Visitors to these ranges don’t feel pressured to consider the realities of gun ownership or American gun culture, good or bad. This commercial, aseptic assembly-line model reduces shooting to the loud ka-pow! aspect without requiring patrons to acquire any real knowledge or wrestle with any of the thornier implications that can come of encouraging the public to treat deadly weapons like toys. It’s an abdication of responsibility at best, and at worst, contributes to the uniquely American obsession with willfully stockpiling weaponry without adequate training — or common sense.

“America is what I call a ‘gunpower’: Its social order depends on the wide circulation of firearms and the constant affirmation and protection of the prerogative to use them,” Blanchfield explains. He isn't fazed by the continued existence of these fantasy ranges, or their glitzy place amidst the reality of gun culture in this country. "American gun culture ... has always mixed the allure of military weapons with civilian ones, and monetized it at both ends," he says. "This is not new."
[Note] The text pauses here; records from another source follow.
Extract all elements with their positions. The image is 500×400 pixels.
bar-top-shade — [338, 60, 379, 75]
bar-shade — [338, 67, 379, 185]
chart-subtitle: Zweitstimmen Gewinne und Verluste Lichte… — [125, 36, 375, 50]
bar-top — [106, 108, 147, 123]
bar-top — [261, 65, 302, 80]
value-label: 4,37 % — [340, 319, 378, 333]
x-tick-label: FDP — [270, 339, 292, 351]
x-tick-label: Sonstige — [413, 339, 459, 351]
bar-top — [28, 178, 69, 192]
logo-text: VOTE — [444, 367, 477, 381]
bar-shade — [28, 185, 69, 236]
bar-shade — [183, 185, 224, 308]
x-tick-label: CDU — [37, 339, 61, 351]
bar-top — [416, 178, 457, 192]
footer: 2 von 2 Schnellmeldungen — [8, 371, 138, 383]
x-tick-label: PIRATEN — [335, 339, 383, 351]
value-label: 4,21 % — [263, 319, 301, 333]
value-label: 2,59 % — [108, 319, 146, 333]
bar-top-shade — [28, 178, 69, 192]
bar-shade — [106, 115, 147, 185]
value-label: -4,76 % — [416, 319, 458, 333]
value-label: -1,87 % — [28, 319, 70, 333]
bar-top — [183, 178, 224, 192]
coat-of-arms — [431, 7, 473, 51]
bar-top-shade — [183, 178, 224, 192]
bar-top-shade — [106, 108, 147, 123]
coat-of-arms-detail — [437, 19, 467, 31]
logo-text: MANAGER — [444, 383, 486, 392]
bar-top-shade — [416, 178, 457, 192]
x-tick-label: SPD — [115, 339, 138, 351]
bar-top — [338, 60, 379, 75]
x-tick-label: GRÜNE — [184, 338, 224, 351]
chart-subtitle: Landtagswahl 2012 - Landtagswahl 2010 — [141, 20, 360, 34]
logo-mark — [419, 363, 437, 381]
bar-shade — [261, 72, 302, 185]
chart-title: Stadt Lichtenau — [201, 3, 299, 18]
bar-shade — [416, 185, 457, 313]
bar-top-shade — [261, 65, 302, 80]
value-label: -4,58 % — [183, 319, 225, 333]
“Fear may be an emotion, but it has its logic. And in a gunpower, the guns must flow.”

He is also unsurprised to see sales of guns skyrocketing in the face of the pandemic. “As people are variously kept home and plunged into states of escalating fear — realistic or otherwise — of resource scarcity, contagion, and invasion, as their way of life seems threatened, it makes perfect sense that they would arm themselves, and that the businesses that cater to that stay open,” he explains. “Fear may be an emotion, but it has its logic. And in a gunpower, the guns must flow.”

And that seems to be what these places want. As firearms enthusiasts from across the ideological spectrum know, bringing politics into the conversation often takes all the fun out of the actual sport of shooting. Now, even basic survival measures have turned into a partisan morass, the bodies of the dead continue to pile up, and heavily-armed right-wing militia members have become a fixture at “lockdown protests” across the country. The fact that these fantasy gun ranges are still welcoming visitors as other, arguably more life-sustaining local businesses die off en masse seems like a hamfisted parody of American ignorance.

As a gun owner, an anarchist, and a human being who generally trusts the federal government about as far as I can throw it, all that comes to my mind when confronted with this absurdity is a desperate plea for America to read the room. Shooting machine guns in the middle of an adult playground like Vegas is fun as hell, but none of that matters if you’re not alive to enjoy it.